Something we foreigners here say every day, except we usually add a string of expletives after that sentence. But further on Selya gives credit where credit is due:
"In contrast to accidents, Taiwan has adopted or instituted simple and effective methods for preventing suicides. It is no longer possible to buy sleeping pills across the counter, for example."
This volume is an absolute gold mine of information. For example, we learn on page 333 that back in 1991 then-premier Hau Pei-tsun directed the Council on Labor Affairs to study the idea of bringing workers over from China and legislation was actually initiated in the Legislative Yuan. Fortunately the idea was killed. Another fascinating topic is that of differential disease rates among spatially close populations.
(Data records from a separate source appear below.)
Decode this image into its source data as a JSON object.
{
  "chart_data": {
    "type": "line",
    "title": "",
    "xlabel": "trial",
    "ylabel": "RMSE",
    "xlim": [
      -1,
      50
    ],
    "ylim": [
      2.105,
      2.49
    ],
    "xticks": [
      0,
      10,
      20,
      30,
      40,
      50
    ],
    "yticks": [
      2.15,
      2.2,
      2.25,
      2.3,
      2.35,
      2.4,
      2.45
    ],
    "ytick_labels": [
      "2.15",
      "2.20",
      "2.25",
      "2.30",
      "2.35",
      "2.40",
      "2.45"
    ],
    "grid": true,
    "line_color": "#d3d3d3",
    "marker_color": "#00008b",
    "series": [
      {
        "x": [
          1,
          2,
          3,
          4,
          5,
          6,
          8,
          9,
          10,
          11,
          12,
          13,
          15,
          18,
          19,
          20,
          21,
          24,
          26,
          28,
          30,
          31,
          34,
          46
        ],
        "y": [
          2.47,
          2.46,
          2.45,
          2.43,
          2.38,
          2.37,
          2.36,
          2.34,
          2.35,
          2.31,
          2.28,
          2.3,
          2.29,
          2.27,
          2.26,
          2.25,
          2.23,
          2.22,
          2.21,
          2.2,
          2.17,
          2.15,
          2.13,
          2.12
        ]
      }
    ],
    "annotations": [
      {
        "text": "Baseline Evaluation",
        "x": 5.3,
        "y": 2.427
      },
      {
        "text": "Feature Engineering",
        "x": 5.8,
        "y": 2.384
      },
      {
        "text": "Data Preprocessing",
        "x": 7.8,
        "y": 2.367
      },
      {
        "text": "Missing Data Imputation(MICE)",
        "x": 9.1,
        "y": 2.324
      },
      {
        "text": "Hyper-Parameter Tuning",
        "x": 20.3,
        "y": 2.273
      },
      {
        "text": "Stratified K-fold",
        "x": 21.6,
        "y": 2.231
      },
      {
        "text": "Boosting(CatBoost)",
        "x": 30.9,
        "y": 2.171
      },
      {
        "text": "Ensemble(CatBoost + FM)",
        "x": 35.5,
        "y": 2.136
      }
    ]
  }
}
For example, thalassemia, a genetic blood disease, is quite prevalent in south China, but is not common at all among Taiwan Han populations, only 5% for the alpha and 1% for the beta -- but among the aborigines some groups are as high as 17% and as low as 1.2%. Another interesting moment occurs when Selya defines the four "ethnic" groups in Taiwan: foreigners, aborigines, Mainland Chinese, and Taiwanese. Of course foreigners do not form an ethnic group, he explains, but they can be treated as one for demographic purposes.
This is a thoroughly useful and practical book that surveys almost every aspect of Taiwan's demographic change in the postwar period. I highly recommend it to any student of Taiwan's history, and to anyone interested in comparative studies of demographic change.